Adosh Unni of the Minnesota Department of Education told the House Education Policy Committee on March 17 that charter-school authorizers must guarantee schools the statutory autonomy granted by law while holding them accountable to contract terms, including academic, operational and financial performance.
Unni, who introduced himself for the record, said authorizers’ core responsibilities include reviewing applications for new schools or expansions, negotiating and executing performance contracts, conducting ongoing monitoring and evaluation, and deciding whether to renew or terminate contracts. He described the commissioner’s statutory timeline for authorizer applications: a 45-business-day decision period after application receipt, with specified cure periods if deficiencies are found.
The department also outlined what must appear in a charter contract: a statement of the school’s primary purpose, program descriptions, admissions policies, governance plans, special-education assurances and performance measures that determine renewal. Initial contracts may run up to five years plus a preoperational planning period; renewals may also be up to five years depending on performance.
Unni described the Minnesota Authorizer Performance Evaluation System, or MAPES, as the statutory framework MDE uses to evaluate authorizer performance. MAPES relies on independent third-party evaluators chosen through a competitive process and generally requires a formal authorizer review every five years, though the commissioner may review more frequently at the commissioner’s initiative or after a request from an interested party.

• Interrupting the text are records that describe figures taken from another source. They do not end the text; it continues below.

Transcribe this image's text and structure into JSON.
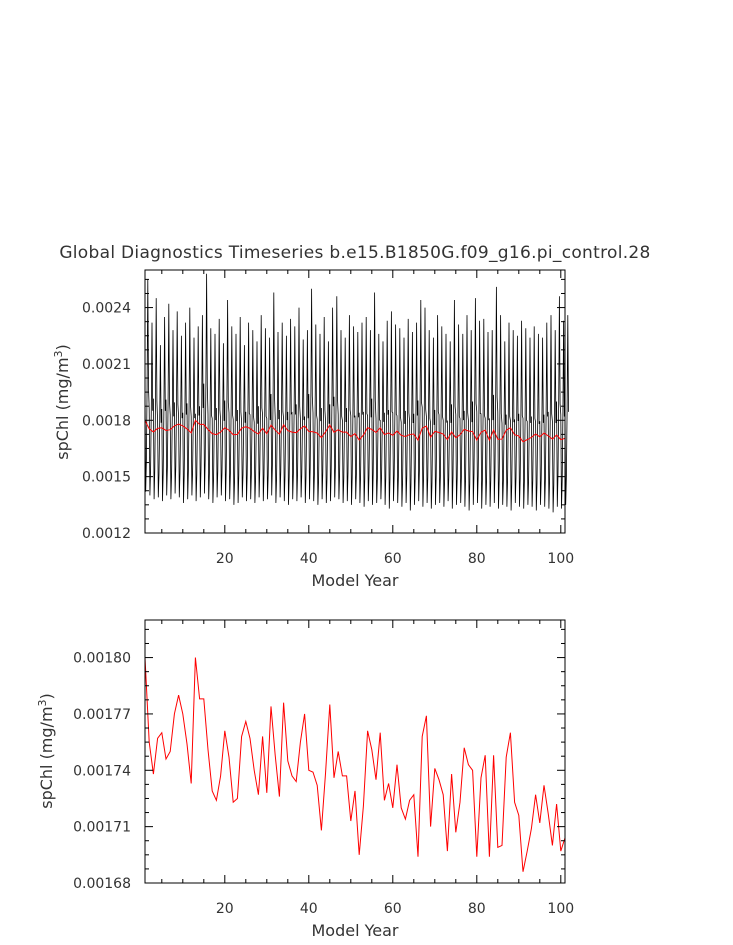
{
  "title": "Global Diagnostics Timeseries b.e15.B1850G.f09_g16.pi_control.28",
  "chart_data": [
    {
      "type": "line",
      "xlabel": "Model Year",
      "ylabel": "spChl (mg/m",
      "ylabel_sup": "3",
      "ylabel_end": ")",
      "xlim": [
        1,
        101
      ],
      "ylim": [
        0.0012,
        0.0026
      ],
      "xticks": [
        20,
        40,
        60,
        80,
        100
      ],
      "yticks": [
        "0.0012",
        "0.0015",
        "0.0018",
        "0.0021",
        "0.0024"
      ],
      "grid": false,
      "series": [
        {
          "kind": "monthly",
          "color": "#000000",
          "trough_values": [
            0.00142,
            0.0014,
            0.00138,
            0.00139,
            0.00137,
            0.0014,
            0.00138,
            0.00141,
            0.00139,
            0.00136,
            0.00138,
            0.0014,
            0.00137,
            0.00139,
            0.00141,
            0.00138,
            0.00136,
            0.00139,
            0.0014,
            0.00137,
            0.00138,
            0.00135,
            0.00136,
            0.00139,
            0.00137,
            0.00138,
            0.00136,
            0.00139,
            0.00137,
            0.00138,
            0.0014,
            0.00136,
            0.00139,
            0.00137,
            0.00135,
            0.00138,
            0.00137,
            0.00139,
            0.00136,
            0.00138,
            0.00137,
            0.00135,
            0.00138,
            0.00136,
            0.00137,
            0.00139,
            0.00138,
            0.00136,
            0.00137,
            0.00135,
            0.00138,
            0.00136,
            0.00134,
            0.00137,
            0.00135,
            0.00136,
            0.00138,
            0.00135,
            0.00133,
            0.00137,
            0.00136,
            0.00134,
            0.00136,
            0.00132,
            0.00135,
            0.00137,
            0.00134,
            0.00136,
            0.00133,
            0.00135,
            0.00136,
            0.00134,
            0.00137,
            0.00133,
            0.00135,
            0.00136,
            0.00134,
            0.00132,
            0.00135,
            0.00136,
            0.00133,
            0.00135,
            0.00134,
            0.00136,
            0.00133,
            0.00135,
            0.00134,
            0.00132,
            0.00136,
            0.00134,
            0.00133,
            0.00135,
            0.00134,
            0.00132,
            0.00135,
            0.00134,
            0.00133,
            0.00131,
            0.00134,
            0.00133,
            0.00135
          ],
          "peak_values": [
            0.00255,
            0.00232,
            0.00245,
            0.0022,
            0.00235,
            0.00242,
            0.00228,
            0.00238,
            0.00225,
            0.00232,
            0.0024,
            0.00224,
            0.0023,
            0.00236,
            0.00258,
            0.00229,
            0.00226,
            0.00234,
            0.00221,
            0.00244,
            0.0023,
            0.00226,
            0.00235,
            0.0022,
            0.00232,
            0.00228,
            0.00222,
            0.00236,
            0.00229,
            0.00224,
            0.00248,
            0.00227,
            0.00232,
            0.00225,
            0.00234,
            0.0023,
            0.0024,
            0.00223,
            0.00228,
            0.0025,
            0.00231,
            0.00226,
            0.00235,
            0.00222,
            0.0024,
            0.00246,
            0.00228,
            0.00224,
            0.00236,
            0.0023,
            0.00227,
            0.00232,
            0.00235,
            0.00228,
            0.00248,
            0.00226,
            0.00222,
            0.00233,
            0.00238,
            0.00231,
            0.00229,
            0.00224,
            0.00234,
            0.00227,
            0.00232,
            0.00244,
            0.0024,
            0.00228,
            0.00224,
            0.00236,
            0.0023,
            0.00226,
            0.00222,
            0.00244,
            0.00231,
            0.00226,
            0.00236,
            0.00228,
            0.00245,
            0.00233,
            0.00234,
            0.00227,
            0.00228,
            0.00251,
            0.00236,
            0.00222,
            0.00232,
            0.00228,
            0.00225,
            0.00233,
            0.00229,
            0.00224,
            0.0023,
            0.00226,
            0.00224,
            0.00232,
            0.00236,
            0.00228,
            0.00246,
            0.00233,
            0.00236
          ]
        },
        {
          "kind": "annual",
          "color": "#ff0000",
          "ref": "annual_mean"
        }
      ]
    },
    {
      "type": "line",
      "xlabel": "Model Year",
      "ylabel": "spChl (mg/m",
      "ylabel_sup": "3",
      "ylabel_end": ")",
      "xlim": [
        1,
        101
      ],
      "ylim": [
        0.00168,
        0.00182
      ],
      "xticks": [
        20,
        40,
        60,
        80,
        100
      ],
      "yticks": [
        "0.00168",
        "0.00171",
        "0.00174",
        "0.00177",
        "0.00180"
      ],
      "grid": false,
      "series": [
        {
          "kind": "annual",
          "color": "#ff0000",
          "x": [
            1,
            2,
            3,
            4,
            5,
            6,
            7,
            8,
            9,
            10,
            11,
            12,
            13,
            14,
            15,
            16,
            17,
            18,
            19,
            20,
            21,
            22,
            23,
            24,
            25,
            26,
            27,
            28,
            29,
            30,
            31,
            32,
            33,
            34,
            35,
            36,
            37,
            38,
            39,
            40,
            41,
            42,
            43,
            44,
            45,
            46,
            47,
            48,
            49,
            50,
            51,
            52,
            53,
            54,
            55,
            56,
            57,
            58,
            59,
            60,
            61,
            62,
            63,
            64,
            65,
            66,
            67,
            68,
            69,
            70,
            71,
            72,
            73,
            74,
            75,
            76,
            77,
            78,
            79,
            80,
            81,
            82,
            83,
            84,
            85,
            86,
            87,
            88,
            89,
            90,
            91,
            92,
            93,
            94,
            95,
            96,
            97,
            98,
            99,
            100,
            101
          ],
          "values": [
            0.0018,
            0.001755,
            0.001738,
            0.001757,
            0.00176,
            0.001746,
            0.00175,
            0.00177,
            0.00178,
            0.00177,
            0.001754,
            0.001733,
            0.0018,
            0.001778,
            0.001778,
            0.001751,
            0.001729,
            0.001724,
            0.001737,
            0.001761,
            0.001747,
            0.001723,
            0.001725,
            0.001758,
            0.001766,
            0.001757,
            0.00174,
            0.001727,
            0.001758,
            0.001728,
            0.001774,
            0.001748,
            0.001726,
            0.001776,
            0.001745,
            0.001737,
            0.001734,
            0.001755,
            0.00177,
            0.00174,
            0.001739,
            0.001732,
            0.001708,
            0.001739,
            0.001775,
            0.001736,
            0.00175,
            0.001737,
            0.001737,
            0.001713,
            0.001729,
            0.001695,
            0.001721,
            0.001761,
            0.001751,
            0.001735,
            0.00176,
            0.001724,
            0.001733,
            0.00172,
            0.001743,
            0.00172,
            0.001714,
            0.001724,
            0.001727,
            0.001694,
            0.001758,
            0.001769,
            0.00171,
            0.001741,
            0.001735,
            0.001727,
            0.001697,
            0.001738,
            0.001707,
            0.001723,
            0.001752,
            0.001743,
            0.00174,
            0.001694,
            0.001736,
            0.001748,
            0.001694,
            0.001748,
            0.001699,
            0.0017,
            0.001747,
            0.00176,
            0.001723,
            0.001716,
            0.001686,
            0.001697,
            0.001709,
            0.001727,
            0.001712,
            0.001732,
            0.001717,
            0.0017,
            0.001722,
            0.001697,
            0.001704
          ]
        }
      ]
    }
  ]
}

The presentation also covered procedural protections for charter boards facing nonrenewal or termination: an authorizer must notify the charter board in writing at least 60 business days before proposing nonrenewal or termination, the board may request an informal hearing within 15 business days, and authorizers must preserve hearing recordings for three years.

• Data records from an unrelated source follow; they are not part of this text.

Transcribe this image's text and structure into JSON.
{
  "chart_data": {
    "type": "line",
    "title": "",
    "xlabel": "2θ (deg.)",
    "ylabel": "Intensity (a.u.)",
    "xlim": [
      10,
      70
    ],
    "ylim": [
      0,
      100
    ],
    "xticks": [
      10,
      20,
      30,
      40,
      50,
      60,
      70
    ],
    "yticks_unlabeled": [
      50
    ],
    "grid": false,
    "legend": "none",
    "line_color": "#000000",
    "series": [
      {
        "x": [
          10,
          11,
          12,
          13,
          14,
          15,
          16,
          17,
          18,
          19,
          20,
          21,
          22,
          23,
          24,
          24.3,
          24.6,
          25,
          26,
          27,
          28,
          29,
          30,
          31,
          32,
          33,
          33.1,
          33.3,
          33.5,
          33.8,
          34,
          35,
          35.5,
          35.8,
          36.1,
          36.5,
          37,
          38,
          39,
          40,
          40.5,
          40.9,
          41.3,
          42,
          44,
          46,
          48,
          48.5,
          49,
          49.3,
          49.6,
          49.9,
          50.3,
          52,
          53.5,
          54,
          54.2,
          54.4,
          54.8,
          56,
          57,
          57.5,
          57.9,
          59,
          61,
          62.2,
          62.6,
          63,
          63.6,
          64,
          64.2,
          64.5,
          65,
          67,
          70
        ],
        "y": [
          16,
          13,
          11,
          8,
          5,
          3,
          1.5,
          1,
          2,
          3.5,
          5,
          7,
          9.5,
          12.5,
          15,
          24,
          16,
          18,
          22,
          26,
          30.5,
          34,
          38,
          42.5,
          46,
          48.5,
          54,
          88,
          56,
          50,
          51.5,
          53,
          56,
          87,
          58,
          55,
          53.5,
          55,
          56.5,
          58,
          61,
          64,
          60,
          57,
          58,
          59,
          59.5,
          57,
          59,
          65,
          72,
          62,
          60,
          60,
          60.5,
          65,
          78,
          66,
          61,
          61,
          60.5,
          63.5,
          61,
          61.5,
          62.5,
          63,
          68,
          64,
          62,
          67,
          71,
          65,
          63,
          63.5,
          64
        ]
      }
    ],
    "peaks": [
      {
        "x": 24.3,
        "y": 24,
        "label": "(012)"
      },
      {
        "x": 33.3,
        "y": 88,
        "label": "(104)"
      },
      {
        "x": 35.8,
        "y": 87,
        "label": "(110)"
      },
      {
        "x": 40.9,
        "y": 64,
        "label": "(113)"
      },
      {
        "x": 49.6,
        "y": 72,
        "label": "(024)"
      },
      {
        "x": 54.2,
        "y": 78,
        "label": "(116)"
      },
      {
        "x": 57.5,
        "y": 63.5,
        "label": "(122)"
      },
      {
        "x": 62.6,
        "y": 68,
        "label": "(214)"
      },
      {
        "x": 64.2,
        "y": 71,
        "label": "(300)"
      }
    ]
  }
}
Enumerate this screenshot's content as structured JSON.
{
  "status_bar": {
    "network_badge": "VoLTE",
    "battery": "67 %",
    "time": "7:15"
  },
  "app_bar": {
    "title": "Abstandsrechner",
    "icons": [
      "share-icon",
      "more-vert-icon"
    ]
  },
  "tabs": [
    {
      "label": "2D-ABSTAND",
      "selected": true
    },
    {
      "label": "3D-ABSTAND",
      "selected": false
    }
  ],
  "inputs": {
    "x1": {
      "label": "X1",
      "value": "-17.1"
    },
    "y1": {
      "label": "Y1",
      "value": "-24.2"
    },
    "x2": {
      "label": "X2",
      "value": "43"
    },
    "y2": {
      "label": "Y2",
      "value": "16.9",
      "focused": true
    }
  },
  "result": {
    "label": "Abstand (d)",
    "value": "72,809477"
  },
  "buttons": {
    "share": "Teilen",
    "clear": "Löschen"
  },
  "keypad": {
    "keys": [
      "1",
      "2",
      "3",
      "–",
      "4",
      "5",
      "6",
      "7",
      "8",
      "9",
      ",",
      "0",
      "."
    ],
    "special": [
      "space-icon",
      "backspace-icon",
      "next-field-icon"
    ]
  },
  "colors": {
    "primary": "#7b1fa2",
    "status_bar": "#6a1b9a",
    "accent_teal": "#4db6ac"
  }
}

Committee members asked detailed questions about special education. Unni said charter schools are required to provide the services their students need, consistent with federal and state special-education law, but he deferred to nonpartisan staff for administrative and fiscal mechanics. Nonpartisan staff and fiscal staff explained that charters must offer required services, may have an on‑staff special-education director or contract for services, and that funding for services follows the same front-end formula as districts while certain back-end billing practices differ.
The department closed by describing the Charter Center’s oversight work—reviewing annual reports and financial statements, approving change-of-authorizer requests, providing guidance and training and reviewing complaints about statutory compliance. Unni said MDE uses MAPES to promote “high-quality authorizing practices” and to ensure accountability.
The briefing concluded with committee members requesting additional historical data on the number of authorizers and trends in authorizer withdrawal; MDE staff said they would supply those figures on request.
The committee then moved to business on the agenda, including votes on previously heard bills.